The deal, which was first reported by Stuff New Zealand, was confirmed by Apple in rare direct statement. Regular watchers of the Cupertino-based company will know all too well that it is usually rather non-specific when it makes acquisitions — see this recent deal for French company Regaind for a typical example.
“We want to bring truly effortless charging to more places and more customers around the world. Our Auckland team will be a great addition as Apple works to create a wireless future,” Apple told TechCrunch in a statement attributed to Dan Riccio, senior vice president of its hardware engineering division.
“The team and I are thrilled to join Apple. There is tremendous alignment with our values, and we are excited to continue our growth in Auckland and contribute to the great innovation in wireless charging coming out of New Zealand,” Fady Mishriki, founder and CEO of PowerbyProxi, added via an accompanying canned comment.

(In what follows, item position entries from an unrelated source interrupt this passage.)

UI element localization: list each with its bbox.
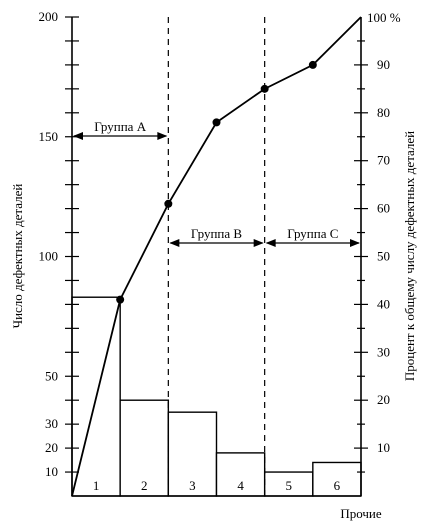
cumulative-point [212, 118, 221, 127]
arrow-head-left [169, 239, 180, 247]
right-axis-title: Процент к общему числу дефектных деталей [402, 131, 417, 381]
left-tick-label: 100 [39, 249, 59, 264]
category-label: 1 [93, 478, 100, 493]
arrow-head-right [157, 132, 168, 140]
others-note: Прочие [340, 506, 382, 521]
left-tick-label: 50 [45, 368, 58, 383]
left-tick-label: 10 [45, 464, 58, 479]
cumulative-point [164, 199, 173, 208]
group-label-bg [86, 118, 155, 134]
category-label: 4 [237, 478, 244, 493]
group-label-bg [182, 225, 251, 241]
right-tick-label-top: 100 % [367, 10, 401, 25]
right-tick-label: 70 [377, 153, 390, 168]
right-tick-label: 10 [377, 440, 390, 455]
category-label: 5 [286, 478, 293, 493]
cumulative-point [308, 60, 317, 69]
cumulative-layer [71, 16, 362, 497]
category-label: 6 [334, 478, 341, 493]
group-label-bg [278, 225, 347, 241]
group-label: Группа А [94, 119, 146, 134]
left-tick-label: 150 [39, 129, 59, 144]
bar-2 [119, 399, 170, 497]
arrow-head-left [265, 239, 276, 247]
group-label: Группа В [191, 226, 242, 241]
right-tick-label: 40 [377, 296, 390, 311]
group-label: Группа С [287, 226, 338, 241]
left-ticks: 10 20 30 50 100 150 200 [39, 9, 79, 479]
right-tick-label: 50 [377, 249, 390, 264]
arrow-head-right [253, 239, 264, 247]
group-separators [167, 17, 266, 496]
right-tick-label: 30 [377, 344, 390, 359]
cumulative-point [260, 84, 269, 93]
category-label: 3 [189, 478, 196, 493]
left-tick-label: 20 [45, 440, 58, 455]
arrow-head-right [350, 239, 360, 247]
group-annotations: Группа А Группа В Группа С [73, 118, 360, 247]
right-tick-label: 60 [377, 201, 390, 216]
cumulative-point [116, 295, 125, 304]
right-tick-label: 80 [377, 105, 390, 120]
left-axis-title: Число дефектных деталей [10, 184, 25, 329]
category-labels: 1 2 3 4 5 6 [93, 478, 341, 493]
arrow-head-left [73, 132, 83, 140]
right-ticks: 10 20 30 40 50 60 70 80 90 100 % [354, 10, 401, 473]
category-label: 2 [141, 478, 148, 493]
right-tick-label: 20 [377, 392, 390, 407]
right-tick-label: 90 [377, 57, 390, 72]
bars-layer [71, 296, 362, 497]
left-tick-label: 200 [39, 9, 59, 24]
left-tick-label: 30 [45, 416, 58, 431]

The deal is officially undisclosed but Stuff New Zealand reported that it could be above $100 million.
That would represent a good return for investors, which include New Zealand VC Movac and German industrial firm Darmstadt, who funneled a total of $9 million in capital into the startup. Another less predictable beneficiary is Samsung. The Apple nemesis backed PowerbyProxi via its Samsung Ventures unit some four years ago.
PowerbyProxi’s expertise — which includes over 50 staff and more than 300 patents — are sure to super charge Apple’s wireless efforts. The company’s first wireless charging pad, AirPower, is due for release next year while there will also be a wireless charging compatible version of its AirPods, too. You can bet that more Apple products will lose the wires in favor of wireless power options in the future.